Farinha

Karyn Miller - Brazil


March 19, 2011

I now know the full process of making farinha, and have participated in almost all of it.

It all begins with a field, a tractor, a plow, and some manioc seeds. The plantation process  I have not witnessed or been part of yet, but word has it that I will get the opportunity before I leave. The manioc is planted with about two square feet of space around each root, and though I do not know how long it takes to mature, I can attest that harvesting the root is a lot easier if the field is kept well-manicured. When harvest time arrives, it’s simply a matter of digging around the root a little with a hoe, and then pulling. After that, twist, pull, or cut the big brown chunks off the roots (this is your mandioc) and collect for peeling. Repeat many, many times, until the field is finished.

I’ve already described the peeling process in another blog—but I’ve learned that this fantastic get-together occurs very frequently around here. Long story short, scrape the brown skin (it’s almost like bark) off of the root to reveal the white underneath, and place on the piles for collection.
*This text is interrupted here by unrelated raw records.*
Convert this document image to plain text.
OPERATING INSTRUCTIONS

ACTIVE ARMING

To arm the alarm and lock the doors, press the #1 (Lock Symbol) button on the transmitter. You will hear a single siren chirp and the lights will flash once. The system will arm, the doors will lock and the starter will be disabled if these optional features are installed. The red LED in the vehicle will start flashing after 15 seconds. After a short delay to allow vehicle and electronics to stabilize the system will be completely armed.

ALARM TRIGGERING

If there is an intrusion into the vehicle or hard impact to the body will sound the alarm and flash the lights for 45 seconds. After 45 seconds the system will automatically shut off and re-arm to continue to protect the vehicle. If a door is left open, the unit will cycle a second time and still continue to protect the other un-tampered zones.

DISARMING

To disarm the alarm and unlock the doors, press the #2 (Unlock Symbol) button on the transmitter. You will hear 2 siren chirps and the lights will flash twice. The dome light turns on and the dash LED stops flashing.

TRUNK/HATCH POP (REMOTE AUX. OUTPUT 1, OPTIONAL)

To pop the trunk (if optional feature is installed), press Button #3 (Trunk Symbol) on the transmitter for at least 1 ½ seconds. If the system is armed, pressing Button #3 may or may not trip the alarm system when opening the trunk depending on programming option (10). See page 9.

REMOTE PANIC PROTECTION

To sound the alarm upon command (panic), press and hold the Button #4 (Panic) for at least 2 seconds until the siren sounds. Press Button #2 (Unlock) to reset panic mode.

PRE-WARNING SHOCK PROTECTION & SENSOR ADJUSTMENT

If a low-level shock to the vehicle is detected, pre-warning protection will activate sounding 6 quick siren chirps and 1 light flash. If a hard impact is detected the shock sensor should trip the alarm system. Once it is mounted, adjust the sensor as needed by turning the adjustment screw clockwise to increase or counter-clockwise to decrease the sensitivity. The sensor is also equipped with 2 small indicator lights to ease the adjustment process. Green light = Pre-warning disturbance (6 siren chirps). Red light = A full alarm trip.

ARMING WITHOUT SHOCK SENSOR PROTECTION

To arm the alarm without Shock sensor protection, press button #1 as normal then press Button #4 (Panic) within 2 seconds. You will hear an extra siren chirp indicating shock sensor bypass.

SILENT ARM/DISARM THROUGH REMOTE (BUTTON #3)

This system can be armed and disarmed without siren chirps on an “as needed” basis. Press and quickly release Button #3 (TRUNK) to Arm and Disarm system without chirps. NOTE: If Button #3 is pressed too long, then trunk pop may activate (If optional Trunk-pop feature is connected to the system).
From here, the mandioc goes to the casa de farinha. The casa that I know of is in Sitio Camacari, the community next door to Nova Suica. The building has an area for peeling as well, but the main event occurs in a room whose walls and rafters are splattered white with ground manioc. This room contains two grinders, a press, about 4 different tiled tub-type structures, and a mixer/toaster which is warmed by a fire underneath, built around the side of the building. The manioc goes through the grinder and then is put into sacks, which are piled into the press to remove the water from the mandioc mush. After a couple of hours and a few strong-willed twists of a huge cog, the sacks are hauled into one of the tubs and the now semi-solid mandioc is broken apart with hands and sticks—somewhat like play dough. These chunks are then passed through the grinder again, and dumped into the mixer/toaster, where what is now a fine powder gets swished around for a couple hours. The final step of the process, once this “farinha quentinha” (nice hot farinha) is in the final tub, is to sift it and run the residual chunks through one last grinder before everything is ready to be distributed. And thus, you have your sacks of farinha, ready to sell—or dump on your beans.